Nella questura di Varese ispezionano l'auto. Da dietro la tappezzeria dello sportello destro, fissata con chiodini, saltano trentadue copie del Quaderno 10 di “Giustizia e libertà” (c'è anche il saggio di Lussu, Orientamenti). Immediata è la ripercussione a Torino. L'anziana scrittrice e critica letteraria Barbara Allason, già licenziata dall'insegnamento, e un giovane professore universitario, Leone Ginzburg, ebreo russo di Odessa, venticinque anni, finiscono in carcere (e Ginzburg dovrà restarci).
La polizia non fa in tempo a prendere un allievo di Augusto Monti al «D'Azeglio», Renzo Giua, vent'anni, che già s'era fatto, nel '32, 108 giorni di galera. E, per sciare, a Balme, in Val D'Ala, verso la frontiera francese. Dal padre Michele, uno scienziato di Castelsardo amico personale di Lussu, docente di chimica organica al politecnico, ha saputo della retata (ci sono caduti anche il fisico Carlo Mussa Ivaldi, Giuliana, Marco e Attilio Segre, il professor Giuseppe Levi e il figlio Gino, il pittore Carlo Levi e il fratello Riccardo, Leo Levi, Cesare Colombo e Camillo Pasquali).

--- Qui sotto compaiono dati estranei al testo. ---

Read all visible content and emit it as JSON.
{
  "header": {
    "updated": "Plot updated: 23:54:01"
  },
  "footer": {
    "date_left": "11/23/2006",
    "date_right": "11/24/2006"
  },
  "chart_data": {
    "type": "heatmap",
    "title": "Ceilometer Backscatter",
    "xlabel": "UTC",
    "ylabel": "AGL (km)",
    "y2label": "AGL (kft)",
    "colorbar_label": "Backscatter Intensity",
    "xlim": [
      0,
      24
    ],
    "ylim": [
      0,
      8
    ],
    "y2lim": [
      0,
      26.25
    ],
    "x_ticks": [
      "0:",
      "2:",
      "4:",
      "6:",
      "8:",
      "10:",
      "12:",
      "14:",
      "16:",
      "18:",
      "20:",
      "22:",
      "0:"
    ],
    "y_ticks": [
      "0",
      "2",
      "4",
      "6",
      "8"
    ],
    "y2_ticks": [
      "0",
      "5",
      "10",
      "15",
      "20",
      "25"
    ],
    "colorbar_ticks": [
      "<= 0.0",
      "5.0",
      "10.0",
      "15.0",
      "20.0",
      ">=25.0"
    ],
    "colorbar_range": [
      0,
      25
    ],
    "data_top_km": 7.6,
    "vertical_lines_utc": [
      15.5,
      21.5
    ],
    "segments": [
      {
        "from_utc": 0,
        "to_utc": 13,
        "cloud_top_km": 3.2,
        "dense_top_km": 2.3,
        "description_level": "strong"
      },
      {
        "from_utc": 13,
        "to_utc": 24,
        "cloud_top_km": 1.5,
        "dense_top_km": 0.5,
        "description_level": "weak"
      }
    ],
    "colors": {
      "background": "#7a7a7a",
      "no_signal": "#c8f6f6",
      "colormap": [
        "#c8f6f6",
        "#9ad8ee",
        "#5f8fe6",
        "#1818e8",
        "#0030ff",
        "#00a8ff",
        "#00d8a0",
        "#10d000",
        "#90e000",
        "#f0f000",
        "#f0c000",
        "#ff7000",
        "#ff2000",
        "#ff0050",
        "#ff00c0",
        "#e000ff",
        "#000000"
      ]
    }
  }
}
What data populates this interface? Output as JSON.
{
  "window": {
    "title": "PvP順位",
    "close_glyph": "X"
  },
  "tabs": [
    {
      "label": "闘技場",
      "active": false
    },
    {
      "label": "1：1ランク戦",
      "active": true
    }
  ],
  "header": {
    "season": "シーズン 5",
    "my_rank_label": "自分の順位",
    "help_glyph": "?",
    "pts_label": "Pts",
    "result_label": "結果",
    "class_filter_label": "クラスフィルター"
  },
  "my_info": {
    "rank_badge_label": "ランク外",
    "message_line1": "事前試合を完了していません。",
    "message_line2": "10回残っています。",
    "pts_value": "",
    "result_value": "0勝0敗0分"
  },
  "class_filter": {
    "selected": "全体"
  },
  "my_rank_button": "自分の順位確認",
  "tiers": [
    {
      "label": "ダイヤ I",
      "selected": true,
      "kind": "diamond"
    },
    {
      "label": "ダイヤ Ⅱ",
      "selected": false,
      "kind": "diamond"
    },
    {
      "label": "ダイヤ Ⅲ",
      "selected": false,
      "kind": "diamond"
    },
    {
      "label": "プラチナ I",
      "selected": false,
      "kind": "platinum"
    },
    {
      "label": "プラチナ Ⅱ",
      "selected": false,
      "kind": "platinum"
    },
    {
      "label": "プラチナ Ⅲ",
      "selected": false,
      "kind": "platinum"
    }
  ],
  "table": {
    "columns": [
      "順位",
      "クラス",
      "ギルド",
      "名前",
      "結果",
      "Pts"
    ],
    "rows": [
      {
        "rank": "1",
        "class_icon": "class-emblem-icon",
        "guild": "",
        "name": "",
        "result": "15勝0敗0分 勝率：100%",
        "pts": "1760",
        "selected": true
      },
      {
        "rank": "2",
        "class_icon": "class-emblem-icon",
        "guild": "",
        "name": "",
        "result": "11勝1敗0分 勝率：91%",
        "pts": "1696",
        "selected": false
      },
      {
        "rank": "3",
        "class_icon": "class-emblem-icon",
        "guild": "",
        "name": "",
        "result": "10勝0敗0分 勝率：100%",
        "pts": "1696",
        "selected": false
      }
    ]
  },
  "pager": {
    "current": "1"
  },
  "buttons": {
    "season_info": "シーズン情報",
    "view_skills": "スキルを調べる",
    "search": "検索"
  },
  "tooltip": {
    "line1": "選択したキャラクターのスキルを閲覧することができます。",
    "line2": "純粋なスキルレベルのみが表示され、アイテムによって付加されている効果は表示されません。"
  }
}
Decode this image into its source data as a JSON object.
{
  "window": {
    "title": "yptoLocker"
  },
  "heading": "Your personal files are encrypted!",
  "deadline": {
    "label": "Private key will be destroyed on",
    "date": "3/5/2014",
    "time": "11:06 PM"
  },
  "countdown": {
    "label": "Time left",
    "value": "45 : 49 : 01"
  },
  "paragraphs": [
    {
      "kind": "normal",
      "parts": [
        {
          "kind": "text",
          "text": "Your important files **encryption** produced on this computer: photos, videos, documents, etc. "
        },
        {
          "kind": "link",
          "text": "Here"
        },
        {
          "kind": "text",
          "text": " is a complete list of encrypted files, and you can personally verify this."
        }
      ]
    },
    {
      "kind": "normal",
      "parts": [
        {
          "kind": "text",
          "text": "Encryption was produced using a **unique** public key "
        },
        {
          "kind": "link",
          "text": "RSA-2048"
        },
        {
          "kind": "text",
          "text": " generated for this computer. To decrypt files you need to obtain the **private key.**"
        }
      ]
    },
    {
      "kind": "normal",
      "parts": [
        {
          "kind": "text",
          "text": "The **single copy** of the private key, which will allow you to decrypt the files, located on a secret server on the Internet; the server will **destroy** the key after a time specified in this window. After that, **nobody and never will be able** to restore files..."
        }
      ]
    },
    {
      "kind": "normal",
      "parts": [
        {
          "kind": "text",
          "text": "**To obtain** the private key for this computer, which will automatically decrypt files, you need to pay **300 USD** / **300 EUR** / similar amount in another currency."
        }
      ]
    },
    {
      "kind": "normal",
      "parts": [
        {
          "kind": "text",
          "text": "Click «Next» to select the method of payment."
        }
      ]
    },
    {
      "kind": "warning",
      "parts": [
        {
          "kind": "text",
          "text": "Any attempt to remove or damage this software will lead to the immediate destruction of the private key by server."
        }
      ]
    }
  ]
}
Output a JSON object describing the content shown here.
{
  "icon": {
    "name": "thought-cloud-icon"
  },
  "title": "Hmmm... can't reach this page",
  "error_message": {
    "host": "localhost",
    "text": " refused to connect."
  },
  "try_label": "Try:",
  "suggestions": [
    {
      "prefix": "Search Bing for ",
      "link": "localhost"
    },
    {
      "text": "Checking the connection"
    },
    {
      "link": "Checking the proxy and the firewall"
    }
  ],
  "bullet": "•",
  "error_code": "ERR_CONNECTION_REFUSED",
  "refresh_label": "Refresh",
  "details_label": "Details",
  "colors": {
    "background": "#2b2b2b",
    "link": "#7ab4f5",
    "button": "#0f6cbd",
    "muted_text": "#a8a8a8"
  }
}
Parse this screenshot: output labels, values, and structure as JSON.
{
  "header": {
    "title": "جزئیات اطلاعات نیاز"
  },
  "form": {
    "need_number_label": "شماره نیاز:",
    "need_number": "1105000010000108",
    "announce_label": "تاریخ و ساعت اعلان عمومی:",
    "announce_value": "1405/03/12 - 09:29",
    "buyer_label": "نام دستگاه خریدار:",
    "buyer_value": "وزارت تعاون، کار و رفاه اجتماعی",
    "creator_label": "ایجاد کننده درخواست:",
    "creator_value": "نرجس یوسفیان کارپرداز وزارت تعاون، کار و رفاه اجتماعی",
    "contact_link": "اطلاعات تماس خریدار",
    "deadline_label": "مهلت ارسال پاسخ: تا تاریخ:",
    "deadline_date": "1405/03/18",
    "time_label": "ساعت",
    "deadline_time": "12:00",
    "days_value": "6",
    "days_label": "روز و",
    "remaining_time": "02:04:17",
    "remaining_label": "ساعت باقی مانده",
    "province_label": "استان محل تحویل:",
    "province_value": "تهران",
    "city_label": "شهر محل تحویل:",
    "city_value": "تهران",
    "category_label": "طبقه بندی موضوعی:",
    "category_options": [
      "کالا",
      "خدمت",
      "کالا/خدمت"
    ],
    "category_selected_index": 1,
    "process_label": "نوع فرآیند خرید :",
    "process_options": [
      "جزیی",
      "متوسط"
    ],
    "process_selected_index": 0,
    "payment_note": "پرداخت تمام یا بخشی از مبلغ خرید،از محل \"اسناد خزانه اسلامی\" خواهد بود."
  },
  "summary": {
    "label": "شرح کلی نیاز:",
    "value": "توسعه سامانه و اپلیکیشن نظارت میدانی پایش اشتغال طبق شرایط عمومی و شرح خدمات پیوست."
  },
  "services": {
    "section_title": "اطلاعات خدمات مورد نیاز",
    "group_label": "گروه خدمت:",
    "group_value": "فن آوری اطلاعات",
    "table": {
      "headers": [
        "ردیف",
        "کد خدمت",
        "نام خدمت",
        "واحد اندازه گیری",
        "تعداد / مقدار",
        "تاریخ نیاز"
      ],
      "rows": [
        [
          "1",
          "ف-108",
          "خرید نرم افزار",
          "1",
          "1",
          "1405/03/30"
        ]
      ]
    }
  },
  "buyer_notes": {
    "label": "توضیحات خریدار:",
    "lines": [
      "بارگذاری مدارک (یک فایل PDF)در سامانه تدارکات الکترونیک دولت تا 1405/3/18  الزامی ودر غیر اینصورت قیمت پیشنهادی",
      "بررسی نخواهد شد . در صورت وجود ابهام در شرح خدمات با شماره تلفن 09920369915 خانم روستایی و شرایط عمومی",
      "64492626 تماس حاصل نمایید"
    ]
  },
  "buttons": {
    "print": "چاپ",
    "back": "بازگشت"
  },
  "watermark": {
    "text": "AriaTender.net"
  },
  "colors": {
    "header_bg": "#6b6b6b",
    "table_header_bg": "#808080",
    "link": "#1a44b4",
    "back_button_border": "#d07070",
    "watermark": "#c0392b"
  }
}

Il consiglio del padre è di gettarsi nella clandestinità. Fugge infine avventurandosi tra i ghiacciai dell'Autaret. L'agevolano la padronanza degli sci e la resistenza fisica. È comunque un'impresa ardita. In Francia, lo raccolgono stremato. Si presenta giorni dopo a Rosselli e Lussu con la faccia bruciata da vento e neve. A Parigi, Mario Levi, Renzo Giua e un giovane letterato romano arrivato da poco, Nicola Chiaromonte, ventinove anni, attivi tutti in Gl, fanno gruppo a sé, influenzati da un intellettuale di grande fascino, Andrea Caffi, «italiano educato in Russia e in Francia alla scuola della rivoluzione e della modernità... il solo i cui contributi intellettuali si stacchino dalle tradizioni o del democratismo giacobino dei giellisti parigini o del rivoluzionarismo liberale strettamente provinciale dei piemontesi».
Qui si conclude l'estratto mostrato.